Deep learning for predicting COVID-19 malignant progression

Abstract

As COVID-19 is highly infectious, many patients can simultaneously flood into hospitals for diagnosis and treatment, which has greatly challenged public medical systems. Treatment priority is often determined by the symptom severity based on first assessment. However, clinical observation suggests that some patients with mild symptoms may quickly deteriorate. Hence, it is crucial to identify patient early deterioration to optimize treatment strategy. To this end, we develop an early-warning system with deep learning techniques to predict COVID-19 malignant progression. Our method leverages CT scans and the clinical data of outpatients and achieves an AUC of 0.920 in the single-center study. We also propose a domain adaptation approach to improve the generalization of our model and achieve an average AUC of 0.874 in the multicenter study. Moreover, our model automatically identifies crucial indicators that contribute to the malignant progression, including Troponin, Brain natriuretic peptide, White cell count, Aspartate aminotransferase, Creatinine, and Hypersensitive C-reactive protein.

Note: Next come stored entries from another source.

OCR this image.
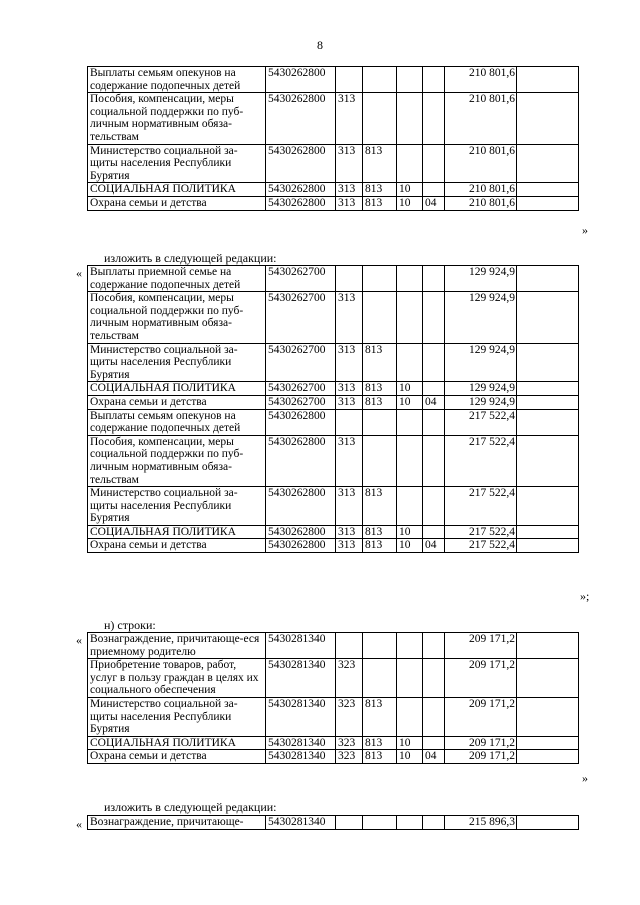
8
Выплаты семьям опекунов на содержание подопечных детей	5430262800					210 801,6	
Пособия, компенсации, меры социальной поддержки по пуб-личным нормативным обяза-тельствам	5430262800	313				210 801,6	
Министерство социальной за-щиты населения Республики Бурятия	5430262800	313	813			210 801,6	
СОЦИАЛЬНАЯ ПОЛИТИКА	5430262800	313	813	10		210 801,6	
Охрана семьи и детства	5430262800	313	813	10	04	210 801,6	
»
изложить в следующей редакции:
« Выплаты приемной семье на содержание подопечных детей	5430262700					129 924,9	
Пособия, компенсации, меры социальной поддержки по пуб-личным нормативным обяза-тельствам	5430262700	313				129 924,9	
Министерство социальной за-щиты населения Республики Бурятия	5430262700	313	813			129 924,9	
СОЦИАЛЬНАЯ ПОЛИТИКА	5430262700	313	813	10		129 924,9	
Охрана семьи и детства	5430262700	313	813	10	04	129 924,9	
Выплаты семьям опекунов на содержание подопечных детей	5430262800					217 522,4	
Пособия, компенсации, меры социальной поддержки по пуб-личным нормативным обяза-тельствам	5430262800	313				217 522,4	
Министерство социальной за-щиты населения Республики Бурятия	5430262800	313	813			217 522,4	
СОЦИАЛЬНАЯ ПОЛИТИКА	5430262800	313	813	10		217 522,4	
Охрана семьи и детства	5430262800	313	813	10	04	217 522,4	
»;
н) строки:
« Вознаграждение, причитающе-еся приемному родителю	5430281340					209 171,2	
Приобретение товаров, работ, услуг в пользу граждан в целях их социального обеспечения	5430281340	323				209 171,2	
Министерство социальной за-щиты населения Республики Бурятия	5430281340	323	813			209 171,2	
СОЦИАЛЬНАЯ ПОЛИТИКА	5430281340	323	813	10		209 171,2	
Охрана семьи и детства	5430281340	323	813	10	04	209 171,2	
»
изложить в следующей редакции:
« Вознаграждение, причитающе-	5430281340					215 896,3	
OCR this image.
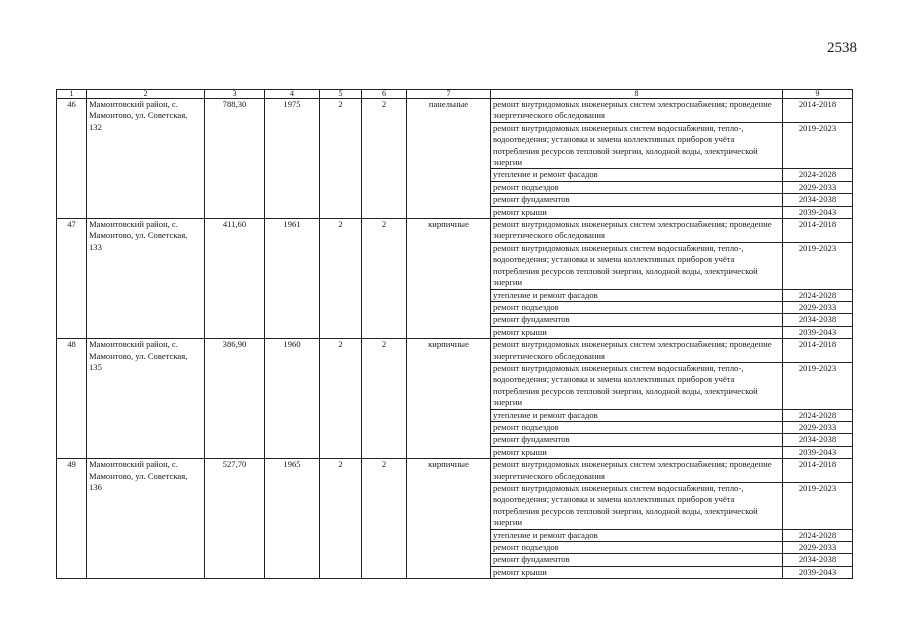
2538
1	2	3	4	5	6	7	8	9
46	Мамонтовский район, с. Мамонтово, ул. Советская, 132	788,30	1975	2	2	панельные	ремонт внутридомовых инженерных систем электроснабжения; проведение энергетического обследования	2014-2018
							ремонт внутридомовых инженерных систем водоснабжения, тепло-, водоотведения; установка и замена коллективных приборов учёта потребления ресурсов тепловой энергии, холодной воды, электрической энергии	2019-2023
							утепление и ремонт фасадов	2024-2028
							ремонт подъездов	2029-2033
							ремонт фундаментов	2034-2038
							ремонт крыши	2039-2043
47	Мамонтовский район, с. Мамонтово, ул. Советская, 133	411,60	1961	2	2	кирпичные	ремонт внутридомовых инженерных систем электроснабжения; проведение энергетического обследования	2014-2018
							ремонт внутридомовых инженерных систем водоснабжения, тепло-, водоотведения; установка и замена коллективных приборов учёта потребления ресурсов тепловой энергии, холодной воды, электрической энергии	2019-2023
							утепление и ремонт фасадов	2024-2028
							ремонт подъездов	2029-2033
							ремонт фундаментов	2034-2038
							ремонт крыши	2039-2043
48	Мамонтовский район, с. Мамонтово, ул. Советская, 135	386,90	1960	2	2	кирпичные	ремонт внутридомовых инженерных систем электроснабжения; проведение энергетического обследования	2014-2018
							ремонт внутридомовых инженерных систем водоснабжения, тепло-, водоотведения; установка и замена коллективных приборов учёта потребления ресурсов тепловой энергии, холодной воды, электрической энергии	2019-2023
							утепление и ремонт фасадов	2024-2028
							ремонт подъездов	2029-2033
							ремонт фундаментов	2034-2038
							ремонт крыши	2039-2043
49	Мамонтовский район, с. Мамонтово, ул. Советская, 136	527,70	1965	2	2	кирпичные	ремонт внутридомовых инженерных систем электроснабжения; проведение энергетического обследования	2014-2018
							ремонт внутридомовых инженерных систем водоснабжения, тепло-, водоотведения; установка и замена коллективных приборов учёта потребления ресурсов тепловой энергии, холодной воды, электрической энергии	2019-2023
							утепление и ремонт фасадов	2024-2028
							ремонт подъездов	2029-2033
							ремонт фундаментов	2034-2038
							ремонт крыши	2039-2043
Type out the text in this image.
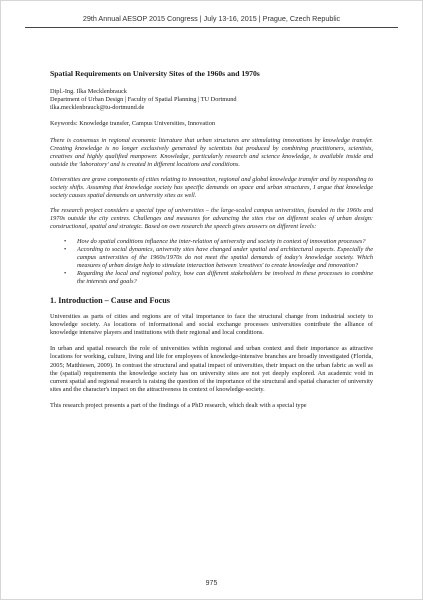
29th Annual AESOP 2015 Congress | July 13-16, 2015 | Prague, Czech Republic
Spatial Requirements on University Sites of the 1960s and 1970s
Dipl.-Ing. Ilka Mecklenbrauck
Department of Urban Design | Faculty of Spatial Planning | TU Dortmund
ilka.mecklenbrauck@tu-dortmund.de
Keywords: Knowledge transfer, Campus Universities, Innovation

There is consensus in regional economic literature that urban structures are stimulating innovations by knowledge transfer. Creating knowledge is no longer exclusively generated by scientists but produced by combining practitioners, scientists, creatives and highly qualified manpower. Knowledge, particularly research and science knowledge, is available inside and outside the 'laboratory' and is created in different locations and conditions.

Universities are grave components of cities relating to innovation, regional and global knowledge transfer and by responding to society shifts. Assuming that knowledge society has specific demands on space and urban structures, I argue that knowledge society causes spatial demands on university sites as well.

The research project considers a special type of universities – the large-scaled campus universities, founded in the 1960s and 1970s outside the city centres. Challenges and measures for advancing the sites rise on different scales of urban design: constructional, spatial and strategic. Based on own research the speech gives answers on different levels:

• How do spatial conditions influence the inter-relation of university and society in context of innovation processes?
• According to social dynamics, university sites have changed under spatial and architectural aspects. Especially the campus universities of the 1960s/1970s do not meet the spatial demands of today's knowledge society. Which measures of urban design help to stimulate interaction between 'creatives' to create knowledge and innovation?
• Regarding the local and regional policy, how can different stakeholders be involved in these processes to combine the interests and goals?
1. Introduction – Cause and Focus

Universities as parts of cities and regions are of vital importance to face the structural change from industrial society to knowledge society. As locations of informational and social exchange processes universities contribute the alliance of knowledge intensive players and institutions with their regional and local conditions.

In urban and spatial research the role of universities within regional and urban context and their importance as attractive locations for working, culture, living and life for employees of knowledge-intensive branches are broadly investigated (Florida, 2005; Matthiesen, 2009). In contrast the structural and spatial impact of universities, their impact on the urban fabric as well as the (spatial) requirements the knowledge society has on university sites are not yet deeply explored. An academic void in current spatial and regional research is raising the question of the importance of the structural and spatial character of university sites and the character's impact on the attractiveness in context of knowledge-society.

This research project presents a part of the findings of a PhD research, which dealt with a special type

975
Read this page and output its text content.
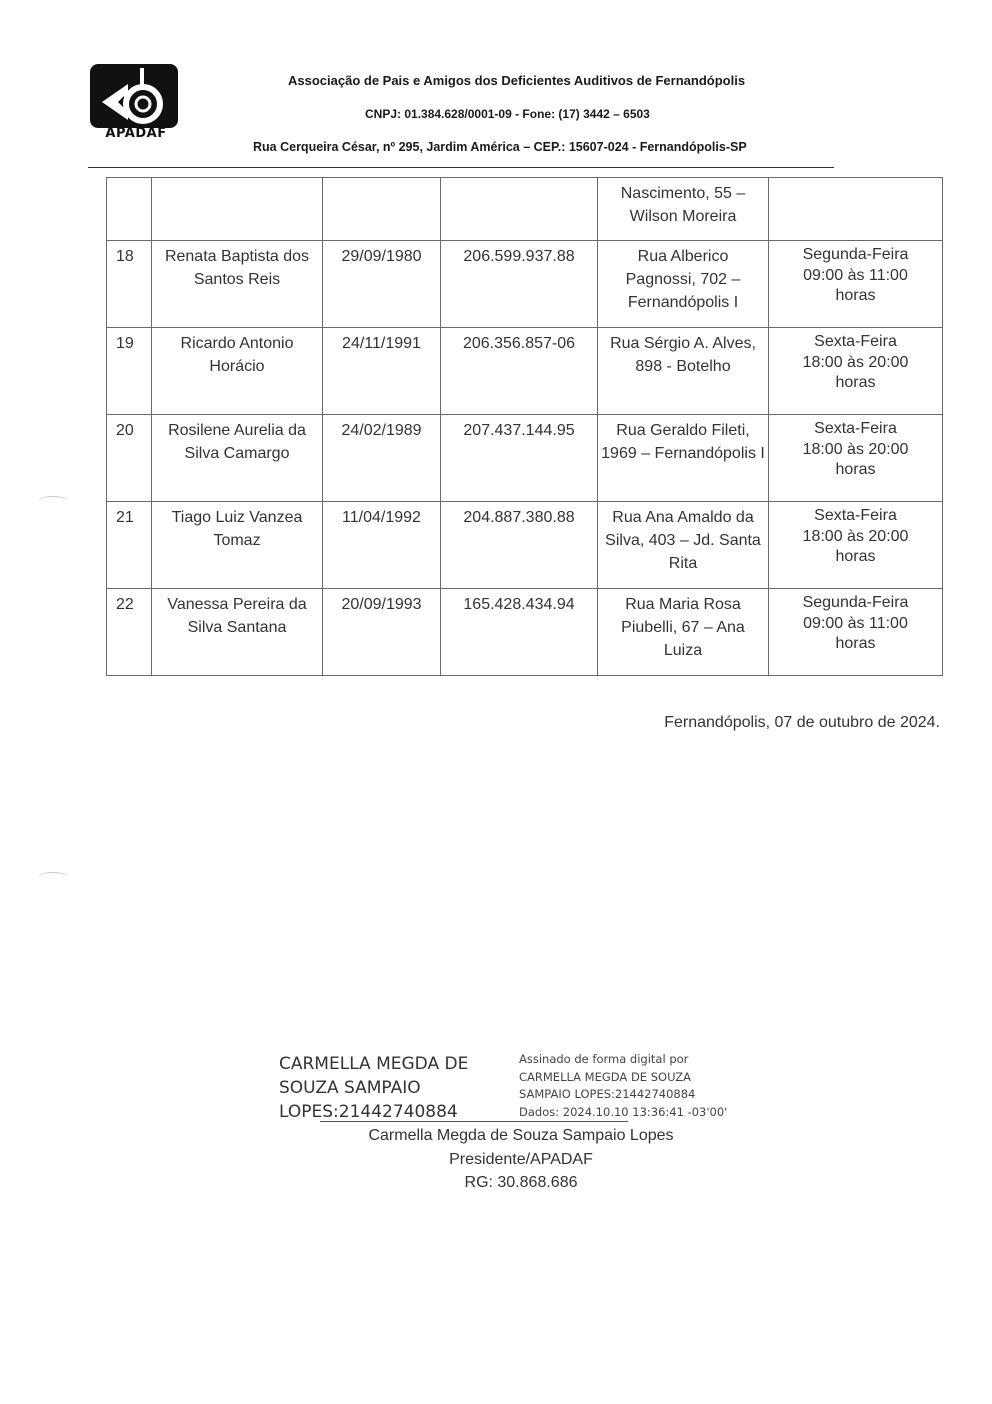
APADAF
Associação de Pais e Amigos dos Deficientes Auditivos de Fernandópolis
CNPJ: 01.384.628/0001-09 - Fone: (17) 3442 – 6503
Rua Cerqueira César, nº 295, Jardim América – CEP.: 15607-024 - Fernandópolis-SP
				Nascimento, 55 – Wilson Moreira	

18	Renata Baptista dos Santos Reis	29/09/1980	206.599.937.88	Rua Alberico Pagnossi, 702 – Fernandópolis I	Segunda-Feira
09:00 às 11:00
horas

19	Ricardo Antonio Horácio	24/11/1991	206.356.857-06	Rua Sérgio A. Alves, 898 - Botelho	Sexta-Feira
18:00 às 20:00
horas

20	Rosilene Aurelia da Silva Camargo	24/02/1989	207.437.144.95	Rua Geraldo Fileti, 1969 – Fernandópolis I	Sexta-Feira
18:00 às 20:00
horas

21	Tiago Luiz Vanzea Tomaz	11/04/1992	204.887.380.88	Rua Ana Amaldo da Silva, 403 – Jd. Santa Rita	Sexta-Feira
18:00 às 20:00
horas

22	Vanessa Pereira da Silva Santana	20/09/1993	165.428.434.94	Rua Maria Rosa Piubelli, 67 – Ana Luiza	Segunda-Feira
09:00 às 11:00
horas
Fernandópolis, 07 de outubro de 2024.
CARMELLA MEGDA DE
SOUZA SAMPAIO
LOPES:21442740884
Assinado de forma digital por
CARMELLA MEGDA DE SOUZA
SAMPAIO LOPES:21442740884
Dados: 2024.10.10 13:36:41 -03'00'
Carmella Megda de Souza Sampaio Lopes
Presidente/APADAF
RG: 30.868.686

Keywords: COVID-19; Domain adaptation; Feature fusion; Malignant progression.

Graphical abstract

Fig. 1

Patient stratification from outpatients to ICU. Reasonable hierarchical management of COVID-19 patients is beneficial to optimizing the allocation of medical resources and improving the efficiency of diagnosis and treatment.

Fig. 2

Flowchart of patient selection. A total of 1,040 out of 2,742 patients are selected according to the inclusion criteria. All the 1,040 patients have the complete clinical data required for the study and 57.9$\%$ of them underwent serial chest CT imaging. Abbreviations: Respiratory rate (RR); Blood oxygen saturation (SpO${}_2$); Arterial oxygen partial pressure (PaO${}_2$), Fraction of inspiration oxygen (FiO${}_2$).

Fig. 3

The pipeline of our system about the prediction of COVID-19 malignant progression. First, 3D ResNet and MLP encode chest CT scans and the clinical data, respectively. Then, we combine the two features and feed them into an LSTM to model the temporal information. Finally, several fully connected layers are exploited to make the prediction. Abbreviations: Computed Tomography (CT); Long Short-Term Memory (LSTM); Multilayer Perceptron (MLP).

Fig. 4

Multicenter domain adaptation process. First, we pre-train an encoder on the source center, and then, adapt the model through a metric-based approach, passing the prototype representation learned from the source center to the target center.

Fig. 5

Comparison of ROC curves among different methods on the cohort one. Numbers after parentheses are AUCs. Numbers in brackets are confidence intervals. Figure best viewed in color. Abbreviations: Linear Discriminant Analysis (LDA); Support Vector Machine (SVM); Multilayer Perceptron (MLP); Long Short-Term Memory (LSTM). (For interpretation of the references to color in this figure legend, the reader is referred to the web version of this article.)

Fig. 6

Comparison of ROC curves among different feature selection algorithms on the cohort one. Numbers before brackets are AUCs. Numbers in brackets are confidence intervals. Figure best viewed in color. Abbreviations: Least Absolute Shrinkage and Selection Operator (LASSO). (For interpretation of the references to color in this figure legend, the reader is referred to the web version of this article.)

Fig. 7

Comparison of ROC curves among different methods in the multicenter study. In each class, the same number of samples are used during the domain adaptation process. Numbers before brackets are AUCs. Numbers in brackets are confidence intervals. Figure best viewed in color. Abbreviations: pre-trained (PT); fine-tuning (FT); domain adaptation (DA). (For interpretation of the references to color in this figure legend, the reader is referred to the web version of this article.)

Fig. 8

Self-attention module for prognostic factors. B $\times$ 61 represents the batch size and the length of the vector. Abbreviations: Multilayer Perceptron (MLP).

Fig. 9

The top prognostic factors of the clinical data. Figure best viewed in color. Abbreviations: Alanine aminotransferase (ALT); $\gamma$-Glutamyl transpeptidase (r-GT); Hypersensitive C-reactive protein (HCRP); Aspartate aminotransferase (AST); White blood cell (WBC); Brain natriuretic peptide (BNP). (For interpretation of the references to color in this figure legend, the reader is referred to the web version of this article.)

Fig. 10

Visualization of learned activation maps for COVID-19 patients with mild symptoms. Red regions correspond to high score for class, and our system localizes class-discriminative regions. Figure best viewed in color. (For interpretation of the references to color in this figure legend, the reader is referred to the web version of this article.)